KEMAMPUAN LITERASI DIGITAL SISWA DAN KETERSEDIAAN PERANGKAT DIGITAL DI SD PADMAJAYA PALEMBANG
Kata Kunci:
Literasi Digital, Pengaruh Penggunaan Teknologi Digital, Kemampuan Akademik, Siswa Sekolah Dasar (SD)Abstrak
This research aims to explore the digital literacy skills of fourth and sixth-grade students at PADMAJAYA PALEMBANG Elementary School. The background of this study focuses on the significance of digital literacy as one of the essential skills in the 21st century, which greatly assists students in accessing, processing, and utilizing digital information wisely and responsibly. Digital literacy encompasses more than just technical ability in using digital devices; it also involves critical thinking skills, creativity, and the ability to collaborate. The method applied in this research is a descriptive qualitative approach, with data collection through questionnaires, interviews, and documentation. Participants in this study included 20 students from grades IV and VI, a classroom teacher, and the school principal. The findings from this study indicate that the students' digital literacy skills are categorized as 'good'. They demonstrated adequate ability in accessing and using information, although constraints still exist in critically evaluating and responding to digital content. Therefore, the role of teachers and the school is crucial in enhancing students' understanding through contextual learning and the integration of information technology into the curriculum. It is hoped that the results of this research can provide a significant contribution to basic education by presenting deep insights into the development of adaptive teaching strategies, in line with technological advancements and future competency needs.

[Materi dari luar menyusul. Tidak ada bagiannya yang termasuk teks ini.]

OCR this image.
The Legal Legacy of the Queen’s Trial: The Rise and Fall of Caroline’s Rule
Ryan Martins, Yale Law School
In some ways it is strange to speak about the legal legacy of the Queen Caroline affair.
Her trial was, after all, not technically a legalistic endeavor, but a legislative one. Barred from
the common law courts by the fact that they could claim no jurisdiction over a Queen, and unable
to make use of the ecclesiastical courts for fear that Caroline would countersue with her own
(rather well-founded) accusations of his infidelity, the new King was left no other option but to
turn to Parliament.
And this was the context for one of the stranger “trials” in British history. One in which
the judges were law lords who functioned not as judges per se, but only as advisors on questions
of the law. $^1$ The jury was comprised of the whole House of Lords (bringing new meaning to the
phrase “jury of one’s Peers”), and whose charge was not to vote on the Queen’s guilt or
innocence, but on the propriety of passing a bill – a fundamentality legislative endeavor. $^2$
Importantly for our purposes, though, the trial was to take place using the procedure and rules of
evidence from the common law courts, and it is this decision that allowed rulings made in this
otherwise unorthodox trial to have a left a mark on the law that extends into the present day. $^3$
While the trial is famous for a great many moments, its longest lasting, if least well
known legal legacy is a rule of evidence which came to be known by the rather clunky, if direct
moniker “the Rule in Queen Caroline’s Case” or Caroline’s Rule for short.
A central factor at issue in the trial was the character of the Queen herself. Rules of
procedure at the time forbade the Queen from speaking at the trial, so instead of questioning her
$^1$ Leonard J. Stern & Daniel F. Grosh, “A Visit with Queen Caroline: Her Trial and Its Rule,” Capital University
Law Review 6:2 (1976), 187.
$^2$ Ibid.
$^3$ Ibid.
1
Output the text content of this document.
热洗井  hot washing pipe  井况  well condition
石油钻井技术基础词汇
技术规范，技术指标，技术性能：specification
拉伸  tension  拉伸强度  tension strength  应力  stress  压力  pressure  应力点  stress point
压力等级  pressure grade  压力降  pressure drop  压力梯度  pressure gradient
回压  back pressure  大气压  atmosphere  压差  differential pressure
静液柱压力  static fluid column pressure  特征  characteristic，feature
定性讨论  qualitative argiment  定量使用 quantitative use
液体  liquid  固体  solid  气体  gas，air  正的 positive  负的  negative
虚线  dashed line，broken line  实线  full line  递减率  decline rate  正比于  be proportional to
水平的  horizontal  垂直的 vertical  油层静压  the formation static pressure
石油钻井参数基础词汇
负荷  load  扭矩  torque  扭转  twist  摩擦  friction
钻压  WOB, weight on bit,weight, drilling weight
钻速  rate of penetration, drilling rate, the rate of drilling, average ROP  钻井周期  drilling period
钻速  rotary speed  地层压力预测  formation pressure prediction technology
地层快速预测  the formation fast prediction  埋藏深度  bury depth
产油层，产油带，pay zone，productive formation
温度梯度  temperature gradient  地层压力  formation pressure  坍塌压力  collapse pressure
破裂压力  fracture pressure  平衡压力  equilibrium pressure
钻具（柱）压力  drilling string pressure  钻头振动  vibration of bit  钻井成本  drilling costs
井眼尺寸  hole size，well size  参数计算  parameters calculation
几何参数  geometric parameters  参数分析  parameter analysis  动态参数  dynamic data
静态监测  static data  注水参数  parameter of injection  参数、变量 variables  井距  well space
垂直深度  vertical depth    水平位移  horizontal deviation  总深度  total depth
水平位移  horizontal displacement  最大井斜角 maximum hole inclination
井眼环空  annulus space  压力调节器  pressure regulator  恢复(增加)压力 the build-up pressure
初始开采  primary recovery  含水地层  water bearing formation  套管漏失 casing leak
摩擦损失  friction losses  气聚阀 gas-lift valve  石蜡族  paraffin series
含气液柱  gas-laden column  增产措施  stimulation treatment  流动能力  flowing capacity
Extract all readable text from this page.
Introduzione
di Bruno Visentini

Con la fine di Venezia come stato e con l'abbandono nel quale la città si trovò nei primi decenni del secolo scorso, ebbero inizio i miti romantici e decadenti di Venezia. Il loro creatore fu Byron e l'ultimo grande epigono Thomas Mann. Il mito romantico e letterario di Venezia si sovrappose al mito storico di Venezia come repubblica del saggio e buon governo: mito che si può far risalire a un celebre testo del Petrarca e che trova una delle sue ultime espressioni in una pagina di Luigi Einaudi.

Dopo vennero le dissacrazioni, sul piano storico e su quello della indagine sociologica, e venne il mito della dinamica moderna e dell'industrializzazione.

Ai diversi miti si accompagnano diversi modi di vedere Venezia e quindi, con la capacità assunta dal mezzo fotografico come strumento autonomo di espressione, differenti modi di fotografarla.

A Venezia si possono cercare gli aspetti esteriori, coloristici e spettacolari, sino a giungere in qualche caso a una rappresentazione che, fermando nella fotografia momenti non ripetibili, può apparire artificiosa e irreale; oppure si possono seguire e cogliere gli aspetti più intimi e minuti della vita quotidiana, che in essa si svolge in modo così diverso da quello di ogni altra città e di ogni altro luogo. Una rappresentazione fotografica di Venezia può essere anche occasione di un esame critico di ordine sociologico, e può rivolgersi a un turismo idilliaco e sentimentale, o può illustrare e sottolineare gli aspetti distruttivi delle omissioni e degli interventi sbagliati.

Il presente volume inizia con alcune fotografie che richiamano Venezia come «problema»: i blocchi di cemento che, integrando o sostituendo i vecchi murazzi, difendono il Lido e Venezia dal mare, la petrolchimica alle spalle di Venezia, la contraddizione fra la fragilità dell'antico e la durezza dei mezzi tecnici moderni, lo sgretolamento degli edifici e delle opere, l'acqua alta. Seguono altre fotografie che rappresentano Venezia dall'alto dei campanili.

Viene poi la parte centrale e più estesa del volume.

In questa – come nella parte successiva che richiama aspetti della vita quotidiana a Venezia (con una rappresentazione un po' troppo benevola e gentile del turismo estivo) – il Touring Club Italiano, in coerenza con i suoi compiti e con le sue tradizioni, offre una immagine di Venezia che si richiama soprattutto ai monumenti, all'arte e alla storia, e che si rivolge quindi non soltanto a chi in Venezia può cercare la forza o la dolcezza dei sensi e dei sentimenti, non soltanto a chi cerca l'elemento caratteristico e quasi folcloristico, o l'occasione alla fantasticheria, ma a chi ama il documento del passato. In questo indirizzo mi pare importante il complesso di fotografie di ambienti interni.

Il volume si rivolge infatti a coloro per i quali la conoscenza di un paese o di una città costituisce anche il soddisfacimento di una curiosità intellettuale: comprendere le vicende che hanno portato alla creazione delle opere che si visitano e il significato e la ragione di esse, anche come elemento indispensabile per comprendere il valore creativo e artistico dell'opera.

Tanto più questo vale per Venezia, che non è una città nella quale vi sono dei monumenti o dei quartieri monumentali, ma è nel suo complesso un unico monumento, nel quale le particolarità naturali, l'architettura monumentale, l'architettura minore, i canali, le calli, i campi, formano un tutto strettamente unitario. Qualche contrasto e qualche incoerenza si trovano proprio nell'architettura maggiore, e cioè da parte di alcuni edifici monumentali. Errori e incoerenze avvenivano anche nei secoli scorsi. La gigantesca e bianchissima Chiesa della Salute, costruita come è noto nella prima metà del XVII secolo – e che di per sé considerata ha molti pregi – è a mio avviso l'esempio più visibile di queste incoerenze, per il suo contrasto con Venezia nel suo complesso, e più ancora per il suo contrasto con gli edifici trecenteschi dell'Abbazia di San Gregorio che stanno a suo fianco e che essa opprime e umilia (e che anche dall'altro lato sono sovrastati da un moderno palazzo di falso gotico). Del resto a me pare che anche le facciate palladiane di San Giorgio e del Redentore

Penelitian ini bertujuan untuk mengeksplorasi kemampuan literasi digital siswa di kelas IV dan VI pada Sekolah Dasar PADMAJAYA PALEMBANG. Latar belakang penelitian ini berfokus pada signifikansi literasi digital sebagai salah satu keterampilan penting di abad ke-21, yang sangat membantu siswa dalam mengakses, memproses, serta memanfaatkan informasi digital dengan cara yang bijak dan bertanggung jawab. Literasi digital meliputi lebih dari sekadar kemampuan teknis dalam penggunaan perangkat digital; hal ini juga melibatkan keterampilan berpikir kritis, kreativitas, dan kemampuan bekerja sama. Metode yang diterapkan dalam penelitian ini adalah pendekatan kualitatif deskriptif, dengan pengumpulan data melalui kuesioner, wawancara, dan dokumentasi. Partisipan dalam penelitian ini meliputi 20 siswa dari kelas IV dan VI, seorang guru kelas, dan kepala sekolah. Temuan dari penelitian ini mengindikasikan bahwa keterampilan literasi digital para siswa tergolong 'baik'. Mereka menunjukkan kemampuan yang memadai dalam mengakses dan menggunakan informasi, meskipun masih terdapat kendala dalam menilai dan merespons konten digital secara kritis. Oleh karena itu, peran guru dan pihak sekolah sangat krusial dalam meningkatkan pemahaman siswa melalui pembelajaran yang kontekstual dan integrasi teknologi informasi dalam kurikulum. Diharapkan, hasil penelitian ini dapat memberikan kontribusi signifikan bagi pendidikan dasar dengan menyajikan wawasan mendalam tentang pengembangan strategi pengajaran yang adaptif, sejalan dengan kemajuan teknologi dan kebutuhan kompetensi masa depan.